British universities once enjoyed an enviable reputation. Then the political class introduced fees, and in came corporate fixers, accountants, branding experts, those who salivate before the market. Hardnosed managers cut posts and salaries: why not put those bumbling professors on zero-hour contracts and get them to do a vast amount of unpaid work?
Now in 2035 at the University of Bliss in the south of England, the dead hand of bureaucracy smothers all intellectual endeavour. An unashamedly corporate ideology holds sway, thinly veiled by ubiquitous rainbow washing and tokenistic gestures towards moral and spiritual values, the environment, and mental wellbeing. Cue for poets Tristan Black and Harry Blink and charming if duplicitous post-structuralist Humph Lacan to fight back. But is it too late to save the university?
The University of Bliss is a spoof, a satire, a cri de coeur—Evelyn Waugh on acid. And of course, any similarity to actual persons, living, dead, or merely soulless, is purely coincidental.
Notices
“Julian Stannard lampoons the pompous managerialism of university life with wry wit and mischievous topspin. This is a knockout satire of a dystopian present, and an inmate’s revenge, a last laugh.”
—Rónán Hession, author of Ghost Mountain
“The University of Bliss is stunningly funny. Its witty, acerbic humour places it in a class well beyond the campus novels of the twentieth century. This is no revisitation of the 1960s; it is a revitalization in the terms of 2035, where gender non binary education is branded for sale to the socially disadvantaged.
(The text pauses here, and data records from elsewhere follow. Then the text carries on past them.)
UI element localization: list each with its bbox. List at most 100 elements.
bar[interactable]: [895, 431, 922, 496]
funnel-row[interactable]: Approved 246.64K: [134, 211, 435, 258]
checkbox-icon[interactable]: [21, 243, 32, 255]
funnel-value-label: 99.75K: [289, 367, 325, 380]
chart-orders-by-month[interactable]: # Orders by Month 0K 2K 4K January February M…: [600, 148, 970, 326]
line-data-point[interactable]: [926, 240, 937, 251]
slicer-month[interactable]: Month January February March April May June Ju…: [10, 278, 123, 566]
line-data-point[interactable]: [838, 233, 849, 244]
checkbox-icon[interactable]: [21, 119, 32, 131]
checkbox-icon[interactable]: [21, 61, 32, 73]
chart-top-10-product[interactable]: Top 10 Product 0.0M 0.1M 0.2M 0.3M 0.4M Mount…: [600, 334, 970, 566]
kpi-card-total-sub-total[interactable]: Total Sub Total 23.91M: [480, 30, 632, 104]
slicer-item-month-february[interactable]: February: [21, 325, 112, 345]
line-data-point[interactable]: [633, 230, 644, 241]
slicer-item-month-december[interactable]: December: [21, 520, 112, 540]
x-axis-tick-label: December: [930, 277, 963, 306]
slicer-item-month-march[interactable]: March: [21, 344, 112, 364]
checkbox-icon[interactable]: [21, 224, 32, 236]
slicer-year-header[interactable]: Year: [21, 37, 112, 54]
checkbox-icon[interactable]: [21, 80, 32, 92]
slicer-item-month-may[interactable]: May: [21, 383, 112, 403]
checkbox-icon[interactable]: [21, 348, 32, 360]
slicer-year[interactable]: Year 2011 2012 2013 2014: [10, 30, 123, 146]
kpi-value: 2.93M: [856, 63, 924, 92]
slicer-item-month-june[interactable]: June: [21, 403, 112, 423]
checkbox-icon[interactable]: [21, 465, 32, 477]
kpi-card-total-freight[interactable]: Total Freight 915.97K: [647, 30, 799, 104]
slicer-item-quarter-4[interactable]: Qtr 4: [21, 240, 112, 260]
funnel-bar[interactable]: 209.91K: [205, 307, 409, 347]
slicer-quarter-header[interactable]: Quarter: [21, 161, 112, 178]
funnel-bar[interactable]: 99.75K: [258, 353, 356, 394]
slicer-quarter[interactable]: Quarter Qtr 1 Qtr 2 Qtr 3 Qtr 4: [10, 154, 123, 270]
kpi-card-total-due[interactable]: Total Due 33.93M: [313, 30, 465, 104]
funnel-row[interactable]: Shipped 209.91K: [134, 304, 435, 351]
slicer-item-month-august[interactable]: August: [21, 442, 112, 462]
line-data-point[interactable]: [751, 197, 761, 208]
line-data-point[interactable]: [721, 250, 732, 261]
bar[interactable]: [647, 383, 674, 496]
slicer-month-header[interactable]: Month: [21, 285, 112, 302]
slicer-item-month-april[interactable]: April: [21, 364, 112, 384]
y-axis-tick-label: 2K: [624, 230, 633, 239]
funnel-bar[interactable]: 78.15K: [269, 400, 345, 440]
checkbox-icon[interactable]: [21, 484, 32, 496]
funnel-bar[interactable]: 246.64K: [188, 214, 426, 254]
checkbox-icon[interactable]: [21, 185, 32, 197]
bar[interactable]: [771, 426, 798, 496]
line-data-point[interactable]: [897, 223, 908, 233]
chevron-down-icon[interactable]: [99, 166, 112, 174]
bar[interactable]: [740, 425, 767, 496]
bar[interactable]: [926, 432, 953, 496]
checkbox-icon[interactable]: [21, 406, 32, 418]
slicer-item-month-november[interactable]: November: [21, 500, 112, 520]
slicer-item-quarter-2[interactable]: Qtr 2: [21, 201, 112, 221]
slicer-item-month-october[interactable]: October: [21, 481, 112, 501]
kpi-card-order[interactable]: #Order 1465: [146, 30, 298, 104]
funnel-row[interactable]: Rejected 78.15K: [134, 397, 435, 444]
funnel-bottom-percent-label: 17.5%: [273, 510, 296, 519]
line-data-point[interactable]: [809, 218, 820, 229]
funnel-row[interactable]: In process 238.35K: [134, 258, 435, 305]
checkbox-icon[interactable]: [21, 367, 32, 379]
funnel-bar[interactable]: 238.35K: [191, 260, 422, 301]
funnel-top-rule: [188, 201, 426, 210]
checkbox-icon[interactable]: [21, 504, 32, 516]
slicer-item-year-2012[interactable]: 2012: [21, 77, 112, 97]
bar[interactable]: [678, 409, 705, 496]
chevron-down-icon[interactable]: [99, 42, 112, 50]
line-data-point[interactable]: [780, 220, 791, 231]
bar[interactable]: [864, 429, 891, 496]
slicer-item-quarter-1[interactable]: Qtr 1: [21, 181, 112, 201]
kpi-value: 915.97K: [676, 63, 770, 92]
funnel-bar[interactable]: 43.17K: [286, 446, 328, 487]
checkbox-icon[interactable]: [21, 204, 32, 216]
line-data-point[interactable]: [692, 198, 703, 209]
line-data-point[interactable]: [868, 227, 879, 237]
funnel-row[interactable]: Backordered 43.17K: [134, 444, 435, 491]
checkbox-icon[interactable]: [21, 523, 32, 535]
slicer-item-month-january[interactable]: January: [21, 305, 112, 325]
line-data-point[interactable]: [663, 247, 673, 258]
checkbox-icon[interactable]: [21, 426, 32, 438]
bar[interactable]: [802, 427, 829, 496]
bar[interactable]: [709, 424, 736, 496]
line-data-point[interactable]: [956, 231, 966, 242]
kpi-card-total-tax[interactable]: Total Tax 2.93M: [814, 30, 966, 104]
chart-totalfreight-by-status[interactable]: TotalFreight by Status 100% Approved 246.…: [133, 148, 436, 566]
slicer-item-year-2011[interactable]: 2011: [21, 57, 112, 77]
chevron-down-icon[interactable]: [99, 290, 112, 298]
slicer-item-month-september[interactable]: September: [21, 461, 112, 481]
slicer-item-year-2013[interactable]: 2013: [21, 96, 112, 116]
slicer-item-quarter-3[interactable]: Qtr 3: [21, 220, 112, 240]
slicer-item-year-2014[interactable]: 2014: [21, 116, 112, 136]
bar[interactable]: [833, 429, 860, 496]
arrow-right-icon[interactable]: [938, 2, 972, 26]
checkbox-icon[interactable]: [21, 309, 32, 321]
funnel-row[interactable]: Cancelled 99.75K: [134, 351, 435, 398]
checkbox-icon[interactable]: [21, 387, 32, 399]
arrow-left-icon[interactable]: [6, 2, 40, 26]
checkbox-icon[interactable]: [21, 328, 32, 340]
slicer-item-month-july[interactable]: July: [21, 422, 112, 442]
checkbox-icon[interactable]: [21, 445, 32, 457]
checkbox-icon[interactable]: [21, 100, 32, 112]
The familiar university hierarchy, vice-chancellor, dean, professor, is all there, but this is supplemented by a brilliant cast of consumer grotesques worthy of Charles Dickens each one of whom is struggling to make money out of their paying customers—the students. The characterisation is sharply observed and convincingly recorded; the narrative is mordant in such a way that image and idea tumble together in a vortex of comic misassociation. University life is infused with the ideas and dogmas of commercial speculation. A few brave souls rebel but are sent for rehabilitation. The brilliant and energetic surface of the novel floats bouyantly on the progressive depletion of academic integrity. The darkness is there but it never extinguishes the human vitality and the comic exuberance of this novel.”
—Roma Tearne, author of TRACe: The Museum of Memory
“Fearless, feisty and laugh-out-loud funny, The University of Bliss conjures a dystopia that may be with us sooner than we think. This is a must-read for anyone who’s ever studied or worked at a university, or is even thinking about it. In two words: hilariously brilliant.”
—J.W. Wood, author of Captcha This!
“The University of Bliss decries the shambolic, slapstick shitshow that is higher education with ludicrous delight. Stannard writes with a delicious cynicism that is as poetic as it is unapologetic, offering an inside glance at a system wrenched from the realm of public good by free enterprise, which preys on diversity, gorges on free thinking and wraps a bureaucratic straight jacket around its academics, who are squeezed until barely alive.”
—Harry Gallon, Every Fox is a Rabid Fox
“[Stannard delivers] a devastating evisceration … The University of Bliss belies its title. This is a work of high satire and Stannard vents his frustration with more than a touch of Swiftian saeva indignatio. His ridicule is extreme and addictively readable.”